Updated: Apr 16, 2020


One part of my job involves me walking around other English teachers' classrooms and making sure that our younger students are getting the best from of our department. On one such ramble I saw a copy of The Ghost of Thomas Kempe by Penelope Lively (1973).


The one and only time that I had previously come across the book was during Miss Appleby's Year 8 English class at Aylesford School, Warwick. It had been the focus of one half term's assessment, but now twenty years later, I thought it would make a good Hallowe'en book to read.


The story is set in the early 1970s and centres around a young boy, James, and his family who have just moved into a small cottage in the fictional Oxfordshire village of Ledsham.


The tale begins with workmen in the roof of the cottage converting the attic into a bedroom. As they are chipping away at the walls, a small green bottle, seemingly hidden behind the plaster, falls out and onto the ground, smashing in the process. 


Not long after this innocuous incident, strange things start to happen around the house; writing appearing in an old script, strange draughts, and things suddenly breaking. It soon becomes apparent, to James at least, that there may be something more supernatural going on.


Inevitably, the strange behaviour gets blamed on James, much to his older sister's delight, but with his roguish dog Tim as a guardian and his slightly disbelieving friend Simon on hand to provide some moral support, he sets about getting to the bottom of the mystery.


Illustration from inside the book.

The book definitely shows its age, and, being aimed at children, brings with it a host of predictable plot twists.
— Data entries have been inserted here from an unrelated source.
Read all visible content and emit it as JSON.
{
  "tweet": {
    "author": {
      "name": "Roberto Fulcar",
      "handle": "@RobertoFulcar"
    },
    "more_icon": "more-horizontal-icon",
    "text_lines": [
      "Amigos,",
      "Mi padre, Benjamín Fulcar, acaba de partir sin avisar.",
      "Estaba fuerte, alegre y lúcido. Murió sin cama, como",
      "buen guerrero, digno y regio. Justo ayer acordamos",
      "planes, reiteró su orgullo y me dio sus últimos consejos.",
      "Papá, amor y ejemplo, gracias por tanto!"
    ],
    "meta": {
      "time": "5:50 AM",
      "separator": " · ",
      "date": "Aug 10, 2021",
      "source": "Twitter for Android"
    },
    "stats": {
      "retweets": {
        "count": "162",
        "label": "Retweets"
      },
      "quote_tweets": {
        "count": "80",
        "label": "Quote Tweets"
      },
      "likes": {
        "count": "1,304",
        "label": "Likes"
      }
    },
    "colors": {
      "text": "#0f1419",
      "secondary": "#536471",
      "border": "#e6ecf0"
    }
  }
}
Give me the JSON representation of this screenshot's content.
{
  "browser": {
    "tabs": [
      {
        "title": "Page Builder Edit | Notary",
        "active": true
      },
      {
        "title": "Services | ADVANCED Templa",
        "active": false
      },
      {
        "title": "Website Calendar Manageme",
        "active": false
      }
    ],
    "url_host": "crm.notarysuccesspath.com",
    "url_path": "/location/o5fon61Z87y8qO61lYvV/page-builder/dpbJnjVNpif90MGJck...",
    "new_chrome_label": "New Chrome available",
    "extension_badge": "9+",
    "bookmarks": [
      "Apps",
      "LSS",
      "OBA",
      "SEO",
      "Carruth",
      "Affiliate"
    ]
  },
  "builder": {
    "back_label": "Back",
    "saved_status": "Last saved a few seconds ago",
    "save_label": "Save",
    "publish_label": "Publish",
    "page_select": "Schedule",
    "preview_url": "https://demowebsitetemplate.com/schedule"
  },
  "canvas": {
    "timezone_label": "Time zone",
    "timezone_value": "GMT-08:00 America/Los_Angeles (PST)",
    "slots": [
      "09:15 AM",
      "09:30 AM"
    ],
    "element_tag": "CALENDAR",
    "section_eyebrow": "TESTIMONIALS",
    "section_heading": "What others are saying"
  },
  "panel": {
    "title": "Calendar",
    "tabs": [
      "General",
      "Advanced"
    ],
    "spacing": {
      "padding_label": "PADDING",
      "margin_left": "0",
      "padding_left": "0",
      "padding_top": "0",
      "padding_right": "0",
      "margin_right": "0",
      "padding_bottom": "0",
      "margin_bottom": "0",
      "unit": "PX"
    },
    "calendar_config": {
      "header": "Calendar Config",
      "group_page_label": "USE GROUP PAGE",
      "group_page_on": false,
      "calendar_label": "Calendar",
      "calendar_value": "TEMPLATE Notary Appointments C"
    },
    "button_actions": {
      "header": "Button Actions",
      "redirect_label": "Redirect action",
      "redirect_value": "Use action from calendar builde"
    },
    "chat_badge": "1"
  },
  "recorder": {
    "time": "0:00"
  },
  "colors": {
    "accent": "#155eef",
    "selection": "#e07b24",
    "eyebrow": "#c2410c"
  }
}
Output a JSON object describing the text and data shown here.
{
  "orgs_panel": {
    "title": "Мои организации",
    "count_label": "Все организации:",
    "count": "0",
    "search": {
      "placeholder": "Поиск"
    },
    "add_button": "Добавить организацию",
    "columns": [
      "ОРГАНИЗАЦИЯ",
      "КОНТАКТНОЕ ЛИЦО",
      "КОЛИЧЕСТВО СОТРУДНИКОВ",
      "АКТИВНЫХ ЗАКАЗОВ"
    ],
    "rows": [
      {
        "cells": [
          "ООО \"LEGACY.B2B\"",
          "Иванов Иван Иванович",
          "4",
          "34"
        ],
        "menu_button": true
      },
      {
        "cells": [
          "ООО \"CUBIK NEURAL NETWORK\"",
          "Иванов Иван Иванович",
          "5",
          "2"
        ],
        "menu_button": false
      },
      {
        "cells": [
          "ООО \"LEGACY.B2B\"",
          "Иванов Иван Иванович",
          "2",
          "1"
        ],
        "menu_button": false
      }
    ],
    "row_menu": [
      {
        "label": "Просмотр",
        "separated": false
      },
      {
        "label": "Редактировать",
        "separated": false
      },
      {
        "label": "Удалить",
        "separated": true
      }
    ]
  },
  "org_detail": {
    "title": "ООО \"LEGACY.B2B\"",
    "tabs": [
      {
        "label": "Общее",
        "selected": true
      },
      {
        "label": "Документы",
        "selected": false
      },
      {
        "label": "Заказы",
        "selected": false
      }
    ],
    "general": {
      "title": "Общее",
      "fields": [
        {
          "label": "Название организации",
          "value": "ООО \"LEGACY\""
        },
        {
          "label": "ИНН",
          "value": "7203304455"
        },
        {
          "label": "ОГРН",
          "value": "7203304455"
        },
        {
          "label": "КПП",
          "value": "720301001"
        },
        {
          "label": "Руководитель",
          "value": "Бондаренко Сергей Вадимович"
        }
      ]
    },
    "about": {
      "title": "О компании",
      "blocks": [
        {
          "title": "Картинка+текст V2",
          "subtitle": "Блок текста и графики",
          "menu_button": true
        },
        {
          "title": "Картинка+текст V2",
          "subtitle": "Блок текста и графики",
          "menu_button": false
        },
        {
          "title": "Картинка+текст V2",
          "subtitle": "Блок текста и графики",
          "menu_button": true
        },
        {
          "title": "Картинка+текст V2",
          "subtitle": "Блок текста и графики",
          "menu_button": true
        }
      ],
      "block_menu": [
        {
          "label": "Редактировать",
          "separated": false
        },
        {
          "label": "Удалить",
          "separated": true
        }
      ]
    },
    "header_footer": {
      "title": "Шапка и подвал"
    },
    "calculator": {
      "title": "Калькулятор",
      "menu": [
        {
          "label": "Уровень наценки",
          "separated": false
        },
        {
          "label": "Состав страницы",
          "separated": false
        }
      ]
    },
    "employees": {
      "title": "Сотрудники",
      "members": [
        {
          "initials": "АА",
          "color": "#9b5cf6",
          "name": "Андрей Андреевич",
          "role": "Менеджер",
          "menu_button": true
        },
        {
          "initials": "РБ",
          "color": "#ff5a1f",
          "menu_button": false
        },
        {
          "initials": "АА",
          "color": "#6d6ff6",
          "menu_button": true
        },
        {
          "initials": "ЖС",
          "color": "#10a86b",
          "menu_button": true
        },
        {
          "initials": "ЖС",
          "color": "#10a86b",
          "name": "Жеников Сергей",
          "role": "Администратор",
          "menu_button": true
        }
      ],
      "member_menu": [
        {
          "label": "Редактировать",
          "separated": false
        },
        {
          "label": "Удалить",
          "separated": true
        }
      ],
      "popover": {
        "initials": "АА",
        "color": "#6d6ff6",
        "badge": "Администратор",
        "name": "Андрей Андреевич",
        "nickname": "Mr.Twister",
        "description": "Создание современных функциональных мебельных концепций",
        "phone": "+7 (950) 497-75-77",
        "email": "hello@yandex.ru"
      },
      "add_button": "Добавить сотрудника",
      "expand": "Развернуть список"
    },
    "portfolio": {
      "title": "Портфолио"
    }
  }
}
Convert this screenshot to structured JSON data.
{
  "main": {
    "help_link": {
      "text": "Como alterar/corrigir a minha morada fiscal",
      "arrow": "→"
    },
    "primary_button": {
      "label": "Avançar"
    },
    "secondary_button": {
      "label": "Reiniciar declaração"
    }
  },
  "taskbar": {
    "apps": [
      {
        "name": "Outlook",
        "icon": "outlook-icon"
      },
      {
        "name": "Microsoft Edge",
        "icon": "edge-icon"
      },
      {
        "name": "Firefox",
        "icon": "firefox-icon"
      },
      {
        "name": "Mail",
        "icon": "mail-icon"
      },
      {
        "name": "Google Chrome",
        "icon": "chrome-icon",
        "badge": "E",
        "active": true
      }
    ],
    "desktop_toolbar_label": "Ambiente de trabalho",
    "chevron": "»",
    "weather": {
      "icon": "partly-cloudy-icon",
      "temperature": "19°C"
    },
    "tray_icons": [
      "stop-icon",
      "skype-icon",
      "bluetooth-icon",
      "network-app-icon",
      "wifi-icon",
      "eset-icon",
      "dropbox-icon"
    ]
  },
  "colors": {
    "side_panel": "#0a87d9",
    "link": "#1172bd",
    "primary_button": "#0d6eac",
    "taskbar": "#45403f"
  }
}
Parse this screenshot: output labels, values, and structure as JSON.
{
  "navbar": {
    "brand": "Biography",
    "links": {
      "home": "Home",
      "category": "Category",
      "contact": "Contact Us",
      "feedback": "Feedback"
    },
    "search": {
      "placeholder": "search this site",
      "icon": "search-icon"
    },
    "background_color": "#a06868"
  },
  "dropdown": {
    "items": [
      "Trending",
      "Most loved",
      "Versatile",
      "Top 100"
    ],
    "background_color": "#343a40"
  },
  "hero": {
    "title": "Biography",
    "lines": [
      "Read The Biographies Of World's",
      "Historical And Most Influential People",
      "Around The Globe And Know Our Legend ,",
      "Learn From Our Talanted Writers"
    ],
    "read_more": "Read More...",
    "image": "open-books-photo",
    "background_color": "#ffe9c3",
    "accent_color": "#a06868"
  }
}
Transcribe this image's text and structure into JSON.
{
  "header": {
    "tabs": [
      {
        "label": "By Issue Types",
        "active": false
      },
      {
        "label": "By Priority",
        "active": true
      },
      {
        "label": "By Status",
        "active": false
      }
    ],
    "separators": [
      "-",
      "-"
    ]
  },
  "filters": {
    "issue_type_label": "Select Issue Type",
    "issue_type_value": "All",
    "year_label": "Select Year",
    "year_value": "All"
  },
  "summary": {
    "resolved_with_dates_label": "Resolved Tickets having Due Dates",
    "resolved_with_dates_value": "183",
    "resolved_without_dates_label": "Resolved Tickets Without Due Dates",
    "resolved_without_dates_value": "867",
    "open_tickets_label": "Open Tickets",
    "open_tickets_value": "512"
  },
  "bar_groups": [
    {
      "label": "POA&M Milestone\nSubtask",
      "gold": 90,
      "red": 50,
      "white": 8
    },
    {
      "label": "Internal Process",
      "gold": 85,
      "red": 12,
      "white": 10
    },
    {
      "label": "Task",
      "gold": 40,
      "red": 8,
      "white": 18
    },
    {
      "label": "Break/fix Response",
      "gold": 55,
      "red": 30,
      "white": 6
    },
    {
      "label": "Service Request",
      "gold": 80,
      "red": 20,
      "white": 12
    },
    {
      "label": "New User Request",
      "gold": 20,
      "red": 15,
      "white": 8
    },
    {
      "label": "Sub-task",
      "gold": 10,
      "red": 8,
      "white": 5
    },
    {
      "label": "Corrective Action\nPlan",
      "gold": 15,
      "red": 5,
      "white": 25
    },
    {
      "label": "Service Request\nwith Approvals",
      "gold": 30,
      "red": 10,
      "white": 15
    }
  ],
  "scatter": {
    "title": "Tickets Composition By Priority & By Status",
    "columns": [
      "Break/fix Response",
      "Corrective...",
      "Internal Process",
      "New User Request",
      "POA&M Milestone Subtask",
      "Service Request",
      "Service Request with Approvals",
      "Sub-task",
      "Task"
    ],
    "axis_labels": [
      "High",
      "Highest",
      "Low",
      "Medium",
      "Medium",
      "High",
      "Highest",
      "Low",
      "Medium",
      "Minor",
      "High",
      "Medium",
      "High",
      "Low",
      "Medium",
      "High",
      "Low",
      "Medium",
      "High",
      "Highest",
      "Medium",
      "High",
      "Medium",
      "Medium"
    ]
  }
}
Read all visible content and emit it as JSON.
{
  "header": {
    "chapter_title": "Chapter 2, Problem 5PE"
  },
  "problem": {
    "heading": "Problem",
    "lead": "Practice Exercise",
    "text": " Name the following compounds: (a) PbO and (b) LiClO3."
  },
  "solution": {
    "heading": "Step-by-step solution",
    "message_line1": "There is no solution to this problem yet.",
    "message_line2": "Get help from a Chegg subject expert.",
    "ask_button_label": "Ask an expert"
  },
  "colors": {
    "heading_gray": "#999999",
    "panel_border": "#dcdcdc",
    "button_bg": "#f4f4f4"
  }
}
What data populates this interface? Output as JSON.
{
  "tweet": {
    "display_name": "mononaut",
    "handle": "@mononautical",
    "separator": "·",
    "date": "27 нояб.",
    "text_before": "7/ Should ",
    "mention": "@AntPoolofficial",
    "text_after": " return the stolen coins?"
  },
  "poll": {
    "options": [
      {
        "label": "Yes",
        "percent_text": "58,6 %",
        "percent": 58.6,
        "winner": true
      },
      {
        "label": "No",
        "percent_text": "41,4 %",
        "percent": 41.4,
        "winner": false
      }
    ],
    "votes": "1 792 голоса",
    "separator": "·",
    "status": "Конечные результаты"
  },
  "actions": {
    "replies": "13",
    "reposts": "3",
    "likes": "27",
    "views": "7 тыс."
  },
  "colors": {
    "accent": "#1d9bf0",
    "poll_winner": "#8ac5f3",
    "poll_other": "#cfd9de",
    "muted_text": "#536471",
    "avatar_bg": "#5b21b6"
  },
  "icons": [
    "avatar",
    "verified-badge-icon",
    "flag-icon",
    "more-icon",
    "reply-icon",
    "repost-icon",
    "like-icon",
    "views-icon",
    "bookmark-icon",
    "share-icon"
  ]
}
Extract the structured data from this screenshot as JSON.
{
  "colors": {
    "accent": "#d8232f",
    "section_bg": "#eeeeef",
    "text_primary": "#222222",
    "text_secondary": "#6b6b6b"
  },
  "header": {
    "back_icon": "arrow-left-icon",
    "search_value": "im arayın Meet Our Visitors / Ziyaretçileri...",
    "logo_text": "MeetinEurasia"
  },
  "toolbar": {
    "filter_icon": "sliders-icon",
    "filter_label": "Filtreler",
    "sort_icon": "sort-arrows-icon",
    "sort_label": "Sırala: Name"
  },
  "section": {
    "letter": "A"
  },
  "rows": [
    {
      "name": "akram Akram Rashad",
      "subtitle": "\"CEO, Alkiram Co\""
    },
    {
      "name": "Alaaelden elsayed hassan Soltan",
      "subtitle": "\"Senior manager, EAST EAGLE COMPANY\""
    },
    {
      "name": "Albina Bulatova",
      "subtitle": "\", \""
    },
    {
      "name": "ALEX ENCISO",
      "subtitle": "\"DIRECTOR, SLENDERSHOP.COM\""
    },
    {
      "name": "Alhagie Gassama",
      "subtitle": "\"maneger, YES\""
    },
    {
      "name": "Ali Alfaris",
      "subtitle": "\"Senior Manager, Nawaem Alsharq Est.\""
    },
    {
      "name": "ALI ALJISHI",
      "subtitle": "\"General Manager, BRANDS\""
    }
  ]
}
It would be easy to think this story would no longer be interesting in a world where there is now so much children’s fiction filling the shelves, but this does the story a disservice.


It is a quick paced, engaging, funny and, ultimately, relatable story that many a mischievous child (or adult) would be intrigued by. Furthermore, in terms of the vocabulary Lively uses, it is a cut above some children's literature.


Penelope Lively’s own interest in the changing nature of society and our relationship with the past permeates the narrative. Throughout the story there are hints at the encroachment of modernity, the burial and ignorance of the past, and one boy’s struggle to mediate between the two. Indeed, as the story unfolds, we see that even the eponymous poltergeist struggles to fit in to this new world being from such different times.


For me, the story obviously represented a brief nostalgic trip down memory lane to a time when I sat at the back of an English classroom terrorising the teacher and two girls called Jenny with my own mischievous nature, but in the present, it made for a decent Halloween read.